Neville first served as an assistant on Roy Hodgson’s coaching staff with the England national team, with whom he competed at Euro 2012 in Poland and Ukraine as well as the 2014 World Cup in Brazil.

His subsequent and most recent engagement was at Valencia in Spain, where he was appointed head coach in early December 2015 and after eight games without a league win and a 7-0 debacle in the Copa del Rey semi-final at the Nou Camp, it was hard to believe that this connection would work. In a sort of lethargy, Neville remained the club’s coach until the end of March 2016, when he was sacked.

2. Thierry Henry

This phenomenal Frenchman and absolute legend of world football who came to personify the successful era of Arsenal in England made his way through Arsenal’s youth and a stint as Robert Martinez’s assistant with the Belgium national team to his first head coaching contract when he landed at French team AS Monaco.

In short, the season-long engagement was not at all successful, and when Henry left the club, this recent title aspirant was stuck in nineteenth place in the Ligue 1 table.

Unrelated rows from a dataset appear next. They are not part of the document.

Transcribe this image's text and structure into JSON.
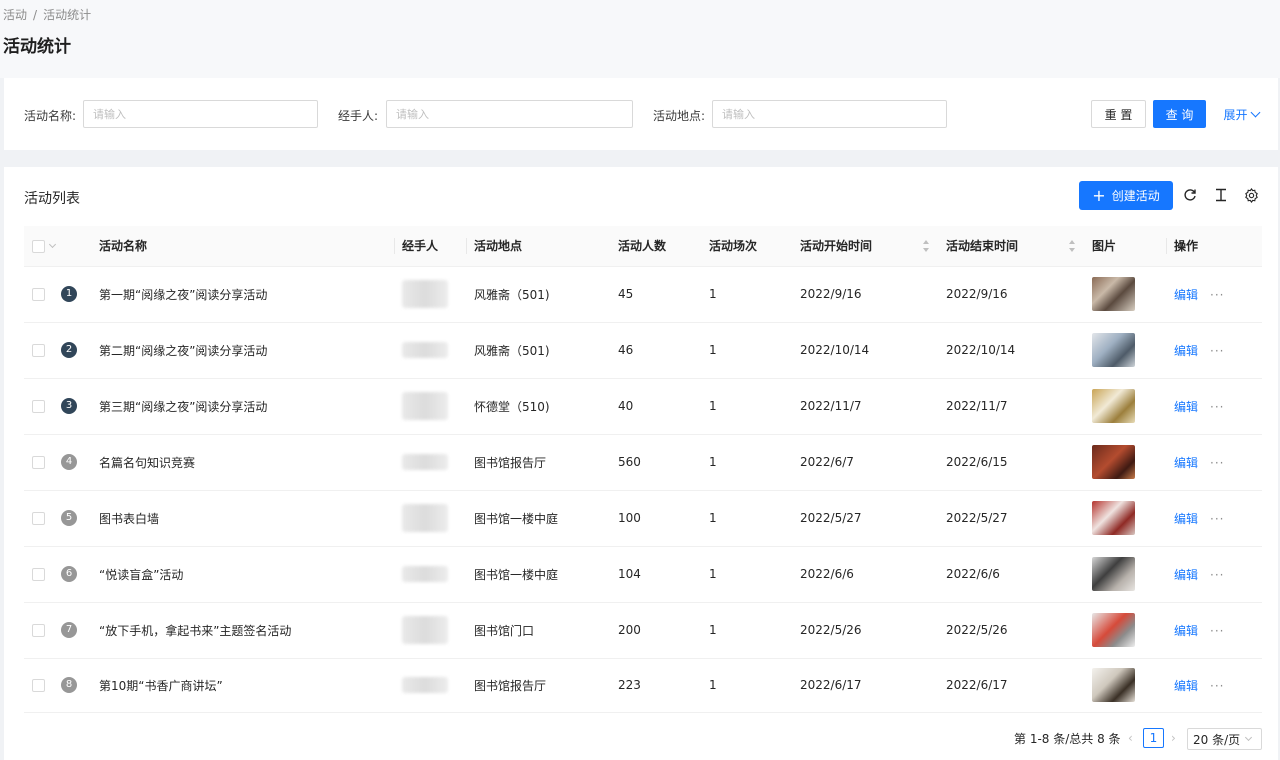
{
  "breadcrumb": [
    "活动",
    "活动统计"
  ],
  "page_title": "活动统计",
  "filters": {
    "name_label": "活动名称:",
    "name_placeholder": "请输入",
    "manager_label": "经手人:",
    "manager_placeholder": "请输入",
    "location_label": "活动地点:",
    "location_placeholder": "请输入",
    "reset": "重 置",
    "query": "查 询",
    "expand": "展开"
  },
  "list": {
    "title": "活动列表",
    "create_button": "创建活动",
    "columns": [
      "活动名称",
      "经手人",
      "活动地点",
      "活动人数",
      "活动场次",
      "活动开始时间",
      "活动结束时间",
      "图片",
      "操作"
    ],
    "rows": [
      {
        "index": "1",
        "name": "第一期“阅缘之夜”阅读分享活动",
        "location": "风雅斋（501)",
        "people": "45",
        "sessions": "1",
        "start": "2022/9/16",
        "end": "2022/9/16",
        "edit": "编辑",
        "more": "···"
      },
      {
        "index": "2",
        "name": "第二期“阅缘之夜”阅读分享活动",
        "location": "风雅斋（501)",
        "people": "46",
        "sessions": "1",
        "start": "2022/10/14",
        "end": "2022/10/14",
        "edit": "编辑",
        "more": "···"
      },
      {
        "index": "3",
        "name": "第三期“阅缘之夜”阅读分享活动",
        "location": "怀德堂（510)",
        "people": "40",
        "sessions": "1",
        "start": "2022/11/7",
        "end": "2022/11/7",
        "edit": "编辑",
        "more": "···"
      },
      {
        "index": "4",
        "name": "名篇名句知识竞赛",
        "location": "图书馆报告厅",
        "people": "560",
        "sessions": "1",
        "start": "2022/6/7",
        "end": "2022/6/15",
        "edit": "编辑",
        "more": "···"
      },
      {
        "index": "5",
        "name": "图书表白墙",
        "location": "图书馆一楼中庭",
        "people": "100",
        "sessions": "1",
        "start": "2022/5/27",
        "end": "2022/5/27",
        "edit": "编辑",
        "more": "···"
      },
      {
        "index": "6",
        "name": "“悦读盲盒”活动",
        "location": "图书馆一楼中庭",
        "people": "104",
        "sessions": "1",
        "start": "2022/6/6",
        "end": "2022/6/6",
        "edit": "编辑",
        "more": "···"
      },
      {
        "index": "7",
        "name": "“放下手机，拿起书来”主题签名活动",
        "location": "图书馆门口",
        "people": "200",
        "sessions": "1",
        "start": "2022/5/26",
        "end": "2022/5/26",
        "edit": "编辑",
        "more": "···"
      },
      {
        "index": "8",
        "name": "第10期“书香广商讲坛”",
        "location": "图书馆报告厅",
        "people": "223",
        "sessions": "1",
        "start": "2022/6/17",
        "end": "2022/6/17",
        "edit": "编辑",
        "more": "···"
      }
    ]
  },
  "pagination": {
    "total_text": "第 1-8 条/总共 8 条",
    "current_page": "1",
    "page_size": "20 条/页"
  },
  "colors": {
    "primary": "#1677ff",
    "index_dark": "#314659",
    "index_gray": "#979797"
  },
  "icons": [
    "plus-icon",
    "reload-icon",
    "column-height-icon",
    "setting-icon",
    "chevron-down-icon",
    "chevron-left-icon",
    "chevron-right-icon",
    "sort-icon"
  ]
}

Henry’s second engagement as head coach, admittedly with the Montreal Impact in the MLS overseas, was heavily influenced by the COVID-19 pandemic and despite minor successes such as getting the club to the playoffs, the coach decided to return to the Belgian national team to be close to his family.

1. Diego Maradona

Considered by many to be the greatest footballer of all time. An Argentine idol, a hand of God and a man who knew how to enjoy life. He became immortal in Argentina when his performances led the national team to the 1986 World Cup title.

In his coaching career, Diego was never able to make it at international level, apart from a failed World Cup with the Argentine national team in 2010, when the team crashed out in the quarter-finals after a 0:4 debacle against the Germans.

At club level, this now deceased football demigod led teams in Argentina, the Emirates and Mexico and did not score any successes. If the equation between a quality player and coach was to work, who should confirm it but Maradona?